Instituto de Investigaciones Cerebrales, Universidad Veracruzana, Xalapa, Veracruz

Angel Alberto Puig-Lagunes

Facultad de Medicina, Campus Minatitlán, Universidad Veracruzana, Xalapa, Veracruz

Contacto: anpuig@uv.mx


Imaginemos a nuestro cerebro como una “gran ciudad”. Sus autopistas y carreteras (que representan a los vasos sanguíneos) permiten el tráfico de elementos necesarios para que la ciudad pueda distribuir, a lo largo y ancho de su territorio, alimentos y energía para su población (figura 1). Uno de los habitantes más importantes de esta ciudad son las neuronas, que desarrollan un sistema de cableado que regula la actividad de la ciudad, a través del envío de mensajeros rápidos y específicos de cada señal, es decir, los neurotransmisores. Este cableado cuenta con puntos de regulación representados por los canales iónicos, similares a puertas que permiten que los iones fluyan y garantizan el paso de información continua dentro y fuera de la “gran ciudad”. Sin embargo, con el tiempo, y dependiendo del estilo de vida, así como la manifestación de algunas enfermedades, estos sistemas comienzan a deteriorarse, generando deficiencias en las vías de comunicación y ocasionando fallos en la gran ciudad [1].

Figura 1. Mapa de las principales vialidades hacia la “gran ciudad”. El esquema representa el Polígono de Willis como un sistema de carreteras, donde el flujo sanguíneo se asemeja al tráfico vehicular que transporta oxígeno y nutrientes hacia las neuronas. Se identifican: ACA (arteria cerebral anterior), AComA (arteria comunicante anterior), ICA (arteria carótida interna), PComA (arteria comunicante posterior), PCA (arteria cerebral posterior) y BA (arteria basilar).

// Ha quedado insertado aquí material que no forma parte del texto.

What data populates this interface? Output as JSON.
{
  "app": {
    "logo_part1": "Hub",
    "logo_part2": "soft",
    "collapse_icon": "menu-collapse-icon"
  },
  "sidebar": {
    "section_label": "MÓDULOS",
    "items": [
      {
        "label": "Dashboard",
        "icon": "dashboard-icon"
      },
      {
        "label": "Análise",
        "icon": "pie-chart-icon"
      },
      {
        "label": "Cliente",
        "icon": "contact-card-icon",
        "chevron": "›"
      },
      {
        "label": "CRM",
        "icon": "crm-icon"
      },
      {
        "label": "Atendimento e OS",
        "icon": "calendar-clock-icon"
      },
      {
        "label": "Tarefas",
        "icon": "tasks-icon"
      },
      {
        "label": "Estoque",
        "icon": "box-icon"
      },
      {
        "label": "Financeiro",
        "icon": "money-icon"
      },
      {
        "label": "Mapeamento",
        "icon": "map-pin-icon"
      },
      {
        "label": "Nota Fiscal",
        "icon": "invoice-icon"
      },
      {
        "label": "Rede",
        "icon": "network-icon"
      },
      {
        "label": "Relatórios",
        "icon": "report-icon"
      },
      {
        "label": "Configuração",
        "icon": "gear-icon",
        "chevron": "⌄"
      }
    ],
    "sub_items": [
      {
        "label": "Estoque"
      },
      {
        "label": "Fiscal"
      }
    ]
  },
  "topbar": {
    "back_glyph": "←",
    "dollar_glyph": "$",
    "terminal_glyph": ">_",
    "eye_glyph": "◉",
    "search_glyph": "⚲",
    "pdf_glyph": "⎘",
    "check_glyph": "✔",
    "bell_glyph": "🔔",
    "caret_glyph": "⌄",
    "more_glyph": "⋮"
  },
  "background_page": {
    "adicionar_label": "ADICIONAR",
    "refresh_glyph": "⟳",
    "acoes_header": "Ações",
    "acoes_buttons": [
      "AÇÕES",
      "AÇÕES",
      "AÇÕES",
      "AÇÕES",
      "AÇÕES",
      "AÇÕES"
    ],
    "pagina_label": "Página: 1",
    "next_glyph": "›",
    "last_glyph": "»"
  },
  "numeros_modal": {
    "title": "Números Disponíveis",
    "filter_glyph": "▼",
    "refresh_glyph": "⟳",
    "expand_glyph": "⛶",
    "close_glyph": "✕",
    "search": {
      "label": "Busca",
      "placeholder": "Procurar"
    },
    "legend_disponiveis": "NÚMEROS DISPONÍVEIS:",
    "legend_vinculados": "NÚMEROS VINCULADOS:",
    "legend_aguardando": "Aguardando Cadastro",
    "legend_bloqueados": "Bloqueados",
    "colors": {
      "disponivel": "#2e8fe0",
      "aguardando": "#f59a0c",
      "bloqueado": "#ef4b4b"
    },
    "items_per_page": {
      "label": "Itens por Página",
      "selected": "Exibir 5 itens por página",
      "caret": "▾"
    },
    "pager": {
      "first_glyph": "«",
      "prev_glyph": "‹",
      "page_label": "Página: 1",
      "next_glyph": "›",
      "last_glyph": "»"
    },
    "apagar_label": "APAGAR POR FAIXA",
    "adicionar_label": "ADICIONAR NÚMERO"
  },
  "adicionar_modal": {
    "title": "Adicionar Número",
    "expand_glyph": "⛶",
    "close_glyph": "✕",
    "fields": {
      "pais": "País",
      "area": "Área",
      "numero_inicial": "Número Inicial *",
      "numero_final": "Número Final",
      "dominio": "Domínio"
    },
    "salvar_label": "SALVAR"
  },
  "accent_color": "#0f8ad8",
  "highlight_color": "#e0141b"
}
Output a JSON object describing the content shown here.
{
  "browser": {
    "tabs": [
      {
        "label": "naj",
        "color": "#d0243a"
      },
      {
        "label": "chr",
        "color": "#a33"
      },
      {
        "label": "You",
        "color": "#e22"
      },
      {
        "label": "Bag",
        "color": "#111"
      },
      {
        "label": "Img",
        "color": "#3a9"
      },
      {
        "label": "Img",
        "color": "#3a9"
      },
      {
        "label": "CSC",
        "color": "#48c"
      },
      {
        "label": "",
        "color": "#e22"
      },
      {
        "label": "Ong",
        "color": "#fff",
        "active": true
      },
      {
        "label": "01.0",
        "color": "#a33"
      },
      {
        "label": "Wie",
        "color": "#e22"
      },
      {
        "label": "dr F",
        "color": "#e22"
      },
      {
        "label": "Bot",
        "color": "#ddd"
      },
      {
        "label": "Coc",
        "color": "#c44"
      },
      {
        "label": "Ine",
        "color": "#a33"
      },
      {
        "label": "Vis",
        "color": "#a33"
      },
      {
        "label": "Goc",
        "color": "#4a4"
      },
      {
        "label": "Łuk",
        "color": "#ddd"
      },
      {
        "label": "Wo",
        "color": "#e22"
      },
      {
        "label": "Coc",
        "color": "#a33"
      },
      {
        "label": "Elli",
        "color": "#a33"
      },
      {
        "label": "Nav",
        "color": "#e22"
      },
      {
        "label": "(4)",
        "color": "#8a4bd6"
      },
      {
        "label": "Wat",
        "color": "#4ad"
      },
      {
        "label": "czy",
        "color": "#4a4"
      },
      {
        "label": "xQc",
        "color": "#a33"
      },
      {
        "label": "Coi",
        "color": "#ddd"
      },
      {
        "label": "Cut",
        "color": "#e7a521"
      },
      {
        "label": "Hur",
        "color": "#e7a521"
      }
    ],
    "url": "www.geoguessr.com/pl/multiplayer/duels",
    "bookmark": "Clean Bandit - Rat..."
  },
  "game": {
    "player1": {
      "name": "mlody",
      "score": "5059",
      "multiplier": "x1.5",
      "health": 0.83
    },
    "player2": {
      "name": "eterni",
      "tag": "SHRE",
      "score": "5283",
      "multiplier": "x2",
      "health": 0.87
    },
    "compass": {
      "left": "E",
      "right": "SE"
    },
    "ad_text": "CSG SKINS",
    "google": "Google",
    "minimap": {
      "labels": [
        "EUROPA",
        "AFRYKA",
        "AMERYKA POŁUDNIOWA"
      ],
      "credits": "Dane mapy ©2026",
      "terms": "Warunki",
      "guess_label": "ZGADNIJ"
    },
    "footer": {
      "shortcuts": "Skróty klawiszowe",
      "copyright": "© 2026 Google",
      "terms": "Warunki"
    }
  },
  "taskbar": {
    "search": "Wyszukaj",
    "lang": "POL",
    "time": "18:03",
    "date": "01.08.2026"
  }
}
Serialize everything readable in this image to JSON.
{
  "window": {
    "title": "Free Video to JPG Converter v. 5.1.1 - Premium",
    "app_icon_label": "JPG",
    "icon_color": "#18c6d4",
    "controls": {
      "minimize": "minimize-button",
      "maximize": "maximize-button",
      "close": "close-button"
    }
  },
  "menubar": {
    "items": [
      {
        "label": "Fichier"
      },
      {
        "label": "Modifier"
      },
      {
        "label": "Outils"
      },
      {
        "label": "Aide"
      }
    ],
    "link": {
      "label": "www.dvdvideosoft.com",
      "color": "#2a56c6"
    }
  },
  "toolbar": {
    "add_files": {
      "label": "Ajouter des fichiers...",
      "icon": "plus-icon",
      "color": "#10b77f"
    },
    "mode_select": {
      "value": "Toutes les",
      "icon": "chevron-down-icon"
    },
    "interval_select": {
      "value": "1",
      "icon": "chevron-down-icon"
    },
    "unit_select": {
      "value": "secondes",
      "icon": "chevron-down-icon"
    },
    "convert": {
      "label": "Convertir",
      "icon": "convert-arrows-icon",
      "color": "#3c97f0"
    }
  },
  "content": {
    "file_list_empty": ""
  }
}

Entonces ocurre algo inesperado: un apagón en la gran ciudad derivado de una falta de suministro de energía. Eso es un infarto cerebral isquémico, ocasionado por el bloqueo del flujo de sangre y oxígeno que mantiene en correcto funcionamiento a las neuronas. Las luces se apagan y una parte de la ciudad queda en completo silencio. Lo preocupante es el tiempo en que tarda en restablecerse el suministro de energía y que, cuando esta regresa, los puntos de regulación (canales iónicos) pueden descontrolarse, abriendo o cerrándose de forma errática, y los cables pueden cruzarse (neuronas) y generar un “cortocircuito”. En términos médicos, un “cortocircuito” representa una sobrecarga de la actividad eléctrica que puede dar lugar a crisis epilépticas. Esa inestabilidad es lo que conocemos como epilepsia post-infarto cerebral, una complicación que se desarrolla con mayor frecuencia en hombres mayores de 65 años que han sufrido un infarto cerebral [2](Figura 2).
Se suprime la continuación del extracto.